In the wake of this and reports of large crowds in Margate, Sir Roger is urging the government to cap the distance revellers can travel for exercise.
“I’m not in favour of half of London tipping out into Herne Bay and Margate now. It’s too early,” he added.
“If we’re not very careful we’ll undo all the work we’ve painstakingly gone through. It’s madness.”
Council to review findings of undercover probe
KentOnline has passed its findings to Canterbury City Council, which now has the responsibility for enforcement on premises not following Covid rules.
A spokesman for the authority said: “The regulations covering guest accommodation, which includes Airbnb premises, are very clearly set out in the legislation.
“These premises are allowed to operate but only for very specific reasons, such as for people visiting a support bubble, accommodation during a house move or contractors working away from home.
“A non-essential holiday is not one of these reasons.
“We took over responsibility for enforcement on these premises at the start of February this year and have already written to a number of Airbnb operators in the district following reports that they have accepted guests when they should not have done. We have reminded them of the law and their responsibility to adhere to it.

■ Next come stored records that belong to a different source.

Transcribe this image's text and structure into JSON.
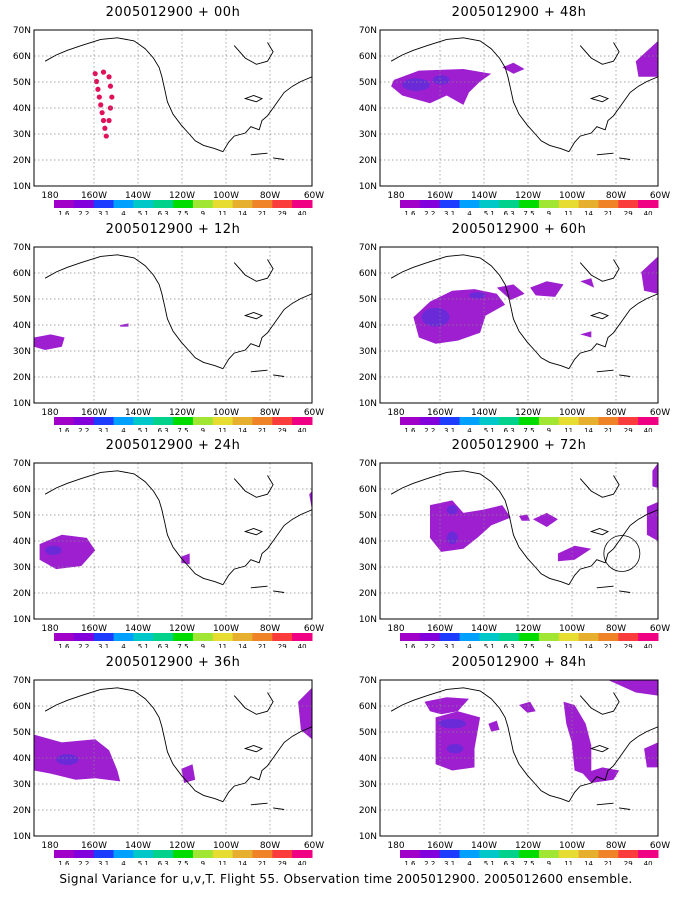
{
  "caption": "Signal Variance for u,v,T. Flight 55. Observation time 2005012900. 2005012600 ensemble.",
  "lat_labels": [
    "70N",
    "60N",
    "50N",
    "40N",
    "30N",
    "20N",
    "10N"
  ],
  "lon_labels": [
    "180",
    "160W",
    "140W",
    "120W",
    "100W",
    "80W",
    "60W"
  ],
  "colorbar": {
    "colors": [
      "#a000c8",
      "#8200dc",
      "#1e3cff",
      "#00a0ff",
      "#00c8c8",
      "#00d28c",
      "#00dc00",
      "#a0e632",
      "#e6dc32",
      "#e6af2d",
      "#f08228",
      "#fa3c3c",
      "#f00082"
    ],
    "labels": [
      "1.6",
      "2.2",
      "3.1",
      "4",
      "5.1",
      "6.3",
      "7.5",
      "9",
      "11",
      "14",
      "21",
      "29",
      "40"
    ]
  },
  "panels": [
    {
      "title": "2005012900 + 00h",
      "col": 0,
      "row": 0
    },
    {
      "title": "2005012900 + 12h",
      "col": 0,
      "row": 1
    },
    {
      "title": "2005012900 + 24h",
      "col": 0,
      "row": 2
    },
    {
      "title": "2005012900 + 36h",
      "col": 0,
      "row": 3
    },
    {
      "title": "2005012900 + 48h",
      "col": 1,
      "row": 0
    },
    {
      "title": "2005012900 + 60h",
      "col": 1,
      "row": 1
    },
    {
      "title": "2005012900 + 72h",
      "col": 1,
      "row": 2
    },
    {
      "title": "2005012900 + 84h",
      "col": 1,
      "row": 3
    }
  ],
  "shading": {
    "fill": "#9d1fd0",
    "core": "#6a2ad8",
    "track_color": "#e0105a"
  }
}
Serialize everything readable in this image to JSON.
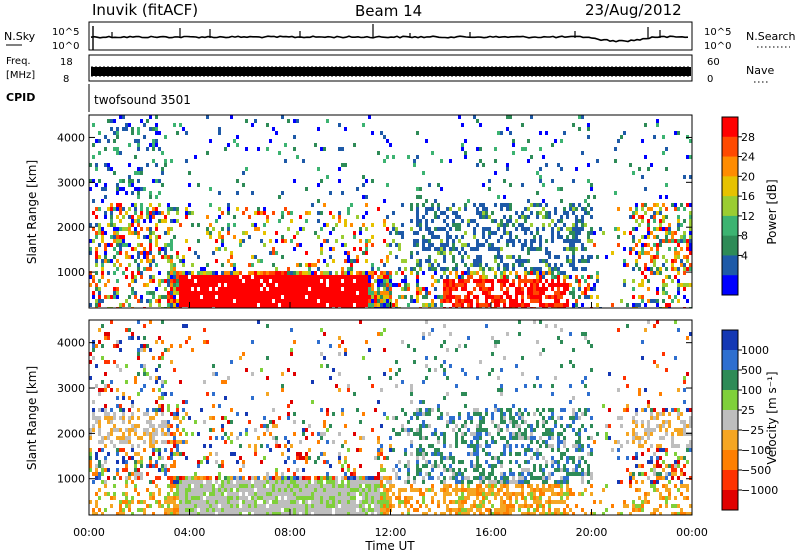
{
  "header": {
    "station": "Inuvik (fitACF)",
    "beam": "Beam 14",
    "date": "23/Aug/2012"
  },
  "panels": {
    "nsky": {
      "left_label": "N.Sky",
      "left_ticks": [
        "10^5",
        "10^0"
      ],
      "right_ticks": [
        "10^5",
        "10^0"
      ],
      "right_label": "N.Search"
    },
    "freq": {
      "left_label_line1": "Freq.",
      "left_label_line2": "[MHz]",
      "left_ticks": [
        "18",
        "8"
      ],
      "right_ticks": [
        "60",
        "0"
      ],
      "right_label": "Nave"
    },
    "cpid": {
      "left_label": "CPID",
      "text": "twofsound 3501"
    }
  },
  "chart_data": [
    {
      "type": "heatmap",
      "name": "power",
      "ylabel": "Slant Range [km]",
      "xlabel": "",
      "yticks": [
        1000,
        2000,
        3000,
        4000
      ],
      "ylim": [
        200,
        4500
      ],
      "xlim": [
        0,
        24
      ],
      "colorbar": {
        "label": "Power [dB]",
        "ticks": [
          "28",
          "24",
          "20",
          "16",
          "12",
          "8",
          "4"
        ],
        "colors": [
          "#ff0000",
          "#ff4a00",
          "#ff8c00",
          "#e6c200",
          "#9acd32",
          "#3cb371",
          "#2e8b57",
          "#1e5aa8",
          "#0000ff"
        ]
      }
    },
    {
      "type": "heatmap",
      "name": "velocity",
      "ylabel": "Slant Range [km]",
      "xlabel": "Time UT",
      "yticks": [
        1000,
        2000,
        3000,
        4000
      ],
      "ylim": [
        200,
        4500
      ],
      "xlim": [
        0,
        24
      ],
      "xticks": [
        "00:00",
        "04:00",
        "08:00",
        "12:00",
        "16:00",
        "20:00",
        "00:00"
      ],
      "colorbar": {
        "label": "Velocity [m s⁻¹]",
        "ticks": [
          "1000",
          "500",
          "100",
          "25",
          "−25",
          "−100",
          "−500",
          "−1000"
        ],
        "colors": [
          "#1438b4",
          "#2e6fcf",
          "#2e8b57",
          "#7fd03a",
          "#bebebe",
          "#f5a623",
          "#ff7f00",
          "#ff3300",
          "#e00000"
        ]
      }
    }
  ]
}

“Failure to follow the legislation is an offence and can result in formal action by Environmental Health.
“Any public liability insurance cover a premises has may also be invalidated.
“Individuals occupying holiday accommodation may also be committing an offence, for which they can be fined or prosecuted by the police.
“We thank KentOnline for their investigation into this issue and have received the evidence they have gathered so that we can look into these cases further.”